BUFFALO, N.Y. — The practice of subcontracting traveling nurses from staffing agencies is not a new one for hospitals and nursing homes in New York.

However, it exploded during the COVID-19 pandemic. According to the governor's office, agency usage at some hospitals is five times greater than pre-pandemic. 1199SEIU Senior Policy Analyst Dennis Short said it's a troubling trend.
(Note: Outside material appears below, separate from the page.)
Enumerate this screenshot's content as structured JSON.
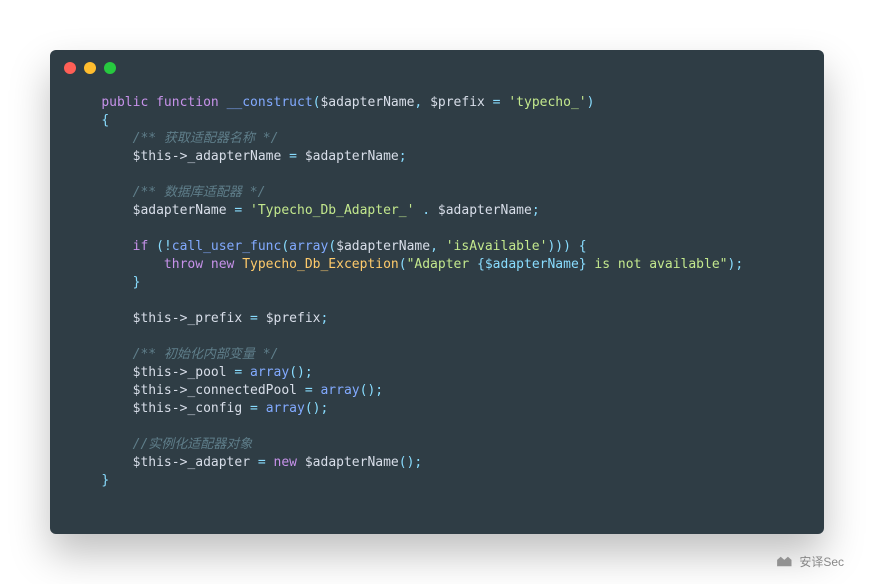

"You really want nurses who are directly employed by hospitals working in hospitals so they know the procedures, they know their co-workers, they're part of a larger care team," Short said.

He said due to pandemic demand, agencies were able to charge much higher rates than they had in the past and it's become a vicious cycle.

"The rates were so high that what we found was that you've got nurses who were leaving the facility and taking a job as a traveling nurse, and then the traveling nurse companies have essentially created the hole that a hospital now has to fill," Short said.

In many cases, it's created a scenario where full-time union nurses are working side-by-side with non-union sub-contractors. Short said it can impact quality of care.

"It certainly undermines morale," he said. "One of the challenges that nurses will talk about is that these traveling nurses are able to kind of pick and choose schedules, they're able to pick and choose shifts and it does create discord sometimes in the hospital."

"The pay is one part but it's also really these nurses are unfamiliar with the hospital and the procedures of the hospital, so they're having to really help to get them up to speed so it's the continuity piece as well," Bea Grause, Healthcare Association of New York State CEO, said.

Gov. Kathy Hochul plans to introduce legislation requiring staffing agencies to register and report information about their contracts and operations, the details of which have been largely unknown to this point. Her office plans to use that data to try to address the proliferation of traveling nurses.

Grause said while members were hoping for some immediate relief this year, the proposal is a good starting point.

"We want to make sure that there's no net reduction in available nurses for our hospitals," she said. "We're in a national workforce shortage and making sure that our hospitals have access to qualified nurses is critically important."